I recommend reading the discussion section of the paper, which contains much more information than I can summarize.

The paper also mentions evidence that paranoid schizophrenia is an opposite of autism (involving a highly developed maternal brain) – schizophrenics are more likely than most people to notice/imagine that someone is looking at them (see (Mentalism and mechanism and The eyes have it).

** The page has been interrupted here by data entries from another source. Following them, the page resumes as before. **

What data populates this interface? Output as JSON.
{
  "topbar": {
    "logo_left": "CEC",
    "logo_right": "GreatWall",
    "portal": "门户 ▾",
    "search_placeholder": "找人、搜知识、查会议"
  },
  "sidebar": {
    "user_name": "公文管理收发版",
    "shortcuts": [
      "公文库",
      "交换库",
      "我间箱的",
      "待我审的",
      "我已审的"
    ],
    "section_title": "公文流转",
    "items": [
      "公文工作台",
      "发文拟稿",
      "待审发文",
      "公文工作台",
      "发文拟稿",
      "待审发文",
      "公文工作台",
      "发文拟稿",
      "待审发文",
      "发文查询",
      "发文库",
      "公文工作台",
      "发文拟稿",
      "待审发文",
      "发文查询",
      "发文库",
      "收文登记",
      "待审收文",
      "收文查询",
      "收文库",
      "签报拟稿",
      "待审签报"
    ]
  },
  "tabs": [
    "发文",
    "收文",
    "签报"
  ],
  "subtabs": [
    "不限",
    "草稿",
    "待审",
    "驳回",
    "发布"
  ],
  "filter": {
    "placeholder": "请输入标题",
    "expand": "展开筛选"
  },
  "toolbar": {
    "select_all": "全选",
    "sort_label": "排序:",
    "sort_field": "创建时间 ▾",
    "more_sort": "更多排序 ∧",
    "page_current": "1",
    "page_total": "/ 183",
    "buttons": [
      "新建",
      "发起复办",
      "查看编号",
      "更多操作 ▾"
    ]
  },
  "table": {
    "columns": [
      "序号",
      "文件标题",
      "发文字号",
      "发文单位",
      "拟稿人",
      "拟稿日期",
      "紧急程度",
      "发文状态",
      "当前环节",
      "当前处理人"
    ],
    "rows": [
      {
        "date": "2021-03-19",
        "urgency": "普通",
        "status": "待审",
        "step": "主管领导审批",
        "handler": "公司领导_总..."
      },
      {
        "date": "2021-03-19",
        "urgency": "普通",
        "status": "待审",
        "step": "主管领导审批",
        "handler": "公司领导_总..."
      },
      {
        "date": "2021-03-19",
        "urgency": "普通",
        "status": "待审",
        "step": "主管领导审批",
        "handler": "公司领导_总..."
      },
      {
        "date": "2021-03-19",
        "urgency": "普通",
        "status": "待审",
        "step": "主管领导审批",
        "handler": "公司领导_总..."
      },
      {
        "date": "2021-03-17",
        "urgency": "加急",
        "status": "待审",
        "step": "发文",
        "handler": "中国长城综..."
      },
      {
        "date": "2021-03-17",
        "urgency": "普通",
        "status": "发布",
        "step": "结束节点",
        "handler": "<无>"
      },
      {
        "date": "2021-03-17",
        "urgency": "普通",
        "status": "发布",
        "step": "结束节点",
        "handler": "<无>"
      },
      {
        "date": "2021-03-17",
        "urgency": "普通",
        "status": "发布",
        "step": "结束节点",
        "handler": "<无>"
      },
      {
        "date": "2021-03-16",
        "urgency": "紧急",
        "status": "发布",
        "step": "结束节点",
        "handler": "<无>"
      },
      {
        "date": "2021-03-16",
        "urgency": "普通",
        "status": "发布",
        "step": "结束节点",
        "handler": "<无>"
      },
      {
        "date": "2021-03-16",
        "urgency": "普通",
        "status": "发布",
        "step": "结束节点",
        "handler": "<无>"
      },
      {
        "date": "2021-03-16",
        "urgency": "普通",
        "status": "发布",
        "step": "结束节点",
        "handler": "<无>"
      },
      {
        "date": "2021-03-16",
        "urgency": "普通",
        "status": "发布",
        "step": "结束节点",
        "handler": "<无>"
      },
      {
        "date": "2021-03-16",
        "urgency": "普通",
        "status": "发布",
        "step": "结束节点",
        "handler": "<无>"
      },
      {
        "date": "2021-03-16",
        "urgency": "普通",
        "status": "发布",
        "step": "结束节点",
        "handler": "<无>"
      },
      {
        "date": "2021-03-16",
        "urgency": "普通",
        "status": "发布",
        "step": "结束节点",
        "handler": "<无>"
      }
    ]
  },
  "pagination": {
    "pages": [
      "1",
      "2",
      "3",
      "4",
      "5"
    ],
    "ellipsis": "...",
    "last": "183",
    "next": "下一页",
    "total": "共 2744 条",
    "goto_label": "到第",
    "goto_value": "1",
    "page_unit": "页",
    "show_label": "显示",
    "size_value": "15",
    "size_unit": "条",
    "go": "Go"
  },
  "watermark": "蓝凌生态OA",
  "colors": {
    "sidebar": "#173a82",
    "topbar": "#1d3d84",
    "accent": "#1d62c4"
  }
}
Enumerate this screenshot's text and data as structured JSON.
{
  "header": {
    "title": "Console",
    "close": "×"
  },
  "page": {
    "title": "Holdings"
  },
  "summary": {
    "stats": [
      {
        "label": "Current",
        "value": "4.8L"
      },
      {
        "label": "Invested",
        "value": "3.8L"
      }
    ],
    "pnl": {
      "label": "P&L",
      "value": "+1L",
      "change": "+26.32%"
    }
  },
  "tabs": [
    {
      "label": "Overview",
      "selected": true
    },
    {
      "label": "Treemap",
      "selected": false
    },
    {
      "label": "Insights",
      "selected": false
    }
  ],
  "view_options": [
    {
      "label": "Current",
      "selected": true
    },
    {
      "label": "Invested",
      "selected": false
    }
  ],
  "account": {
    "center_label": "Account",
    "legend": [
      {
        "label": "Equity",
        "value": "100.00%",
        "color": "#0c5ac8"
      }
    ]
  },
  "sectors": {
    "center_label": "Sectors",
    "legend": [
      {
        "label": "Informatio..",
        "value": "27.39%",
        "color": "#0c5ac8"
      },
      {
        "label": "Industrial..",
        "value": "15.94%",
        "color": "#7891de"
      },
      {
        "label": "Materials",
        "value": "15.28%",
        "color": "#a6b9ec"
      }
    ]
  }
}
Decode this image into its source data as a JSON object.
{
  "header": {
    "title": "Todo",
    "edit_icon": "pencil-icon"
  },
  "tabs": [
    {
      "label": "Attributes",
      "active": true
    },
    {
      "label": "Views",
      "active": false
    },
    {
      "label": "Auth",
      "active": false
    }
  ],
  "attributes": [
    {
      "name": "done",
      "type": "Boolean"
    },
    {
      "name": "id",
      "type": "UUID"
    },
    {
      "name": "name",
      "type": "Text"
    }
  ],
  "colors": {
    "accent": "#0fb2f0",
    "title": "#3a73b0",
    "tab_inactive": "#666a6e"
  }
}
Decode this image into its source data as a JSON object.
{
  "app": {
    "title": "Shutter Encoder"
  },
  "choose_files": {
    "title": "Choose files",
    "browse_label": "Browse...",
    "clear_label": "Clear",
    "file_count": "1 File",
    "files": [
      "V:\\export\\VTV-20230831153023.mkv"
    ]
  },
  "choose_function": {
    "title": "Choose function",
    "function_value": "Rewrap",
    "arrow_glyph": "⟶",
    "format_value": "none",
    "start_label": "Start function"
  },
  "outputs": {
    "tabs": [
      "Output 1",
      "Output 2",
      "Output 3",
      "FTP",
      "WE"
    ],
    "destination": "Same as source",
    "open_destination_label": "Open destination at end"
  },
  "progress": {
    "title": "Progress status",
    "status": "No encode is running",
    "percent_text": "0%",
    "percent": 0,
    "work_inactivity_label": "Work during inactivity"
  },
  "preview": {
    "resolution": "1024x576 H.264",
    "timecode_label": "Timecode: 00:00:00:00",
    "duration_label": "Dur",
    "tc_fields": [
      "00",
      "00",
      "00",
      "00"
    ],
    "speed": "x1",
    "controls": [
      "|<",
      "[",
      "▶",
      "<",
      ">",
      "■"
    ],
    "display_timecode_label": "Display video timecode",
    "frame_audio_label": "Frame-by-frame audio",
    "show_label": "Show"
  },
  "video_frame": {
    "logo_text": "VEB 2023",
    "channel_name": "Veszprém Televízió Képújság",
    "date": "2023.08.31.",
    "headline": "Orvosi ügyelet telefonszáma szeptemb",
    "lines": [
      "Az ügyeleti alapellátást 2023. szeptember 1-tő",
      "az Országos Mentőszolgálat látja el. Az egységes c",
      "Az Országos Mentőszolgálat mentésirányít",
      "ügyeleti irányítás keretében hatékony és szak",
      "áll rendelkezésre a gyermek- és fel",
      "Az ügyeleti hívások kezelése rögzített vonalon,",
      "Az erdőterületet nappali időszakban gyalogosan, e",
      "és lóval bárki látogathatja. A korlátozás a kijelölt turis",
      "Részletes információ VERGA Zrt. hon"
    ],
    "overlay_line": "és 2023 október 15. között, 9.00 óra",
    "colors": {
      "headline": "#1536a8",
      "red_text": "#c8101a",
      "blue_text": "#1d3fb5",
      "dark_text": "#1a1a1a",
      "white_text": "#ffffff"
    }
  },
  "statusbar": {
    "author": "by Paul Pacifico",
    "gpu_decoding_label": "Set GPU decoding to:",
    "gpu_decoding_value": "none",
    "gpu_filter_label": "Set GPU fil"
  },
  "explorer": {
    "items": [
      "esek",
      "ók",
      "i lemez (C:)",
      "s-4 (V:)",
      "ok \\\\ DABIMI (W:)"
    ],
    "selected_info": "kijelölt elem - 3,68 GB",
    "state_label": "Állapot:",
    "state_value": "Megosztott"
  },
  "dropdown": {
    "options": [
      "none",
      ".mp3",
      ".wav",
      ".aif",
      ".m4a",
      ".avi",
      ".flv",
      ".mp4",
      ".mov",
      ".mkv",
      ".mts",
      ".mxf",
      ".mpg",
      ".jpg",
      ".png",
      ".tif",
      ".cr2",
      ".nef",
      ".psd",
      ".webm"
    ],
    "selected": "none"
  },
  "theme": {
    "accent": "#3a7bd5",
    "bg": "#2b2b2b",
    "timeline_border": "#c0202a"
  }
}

Here is an apparently unrelated argument for schizophrenia and autism being opposites.

A Different Kind of Boy

Wednesday, January 7th, 2009

Book review: A Different Kind of Boy: A Father’s Memoir on Raising a Gifted Child With Autism by Daniel Mont.
This book provides a clear and moving story of what it’s like to have a fairly autistic child. It reinforces my belief that autism (or at least some of the personalities classified as autistic) is one extreme of a range of human personalities. I was surprised at the extent to which Alex’s personality is an extreme version of the personality I had as a child.
The author demonstrates an unusual ability to treat his son as an equal for some purposes (such as logical reasoning) while simultaneously being aware that Alex finds it extremely hard to learn concepts most of us take for granted (e.g. the difference between lying and pretending).
Many of the problems people have interacting with Alex closely resemble the problems AI researchers discover when they try to translate an “obvious” concept into unambiguous language. But just when I thought the AI analogy provides a reliable guide, I noticed an exception – Alex finds long division harder than economic theory.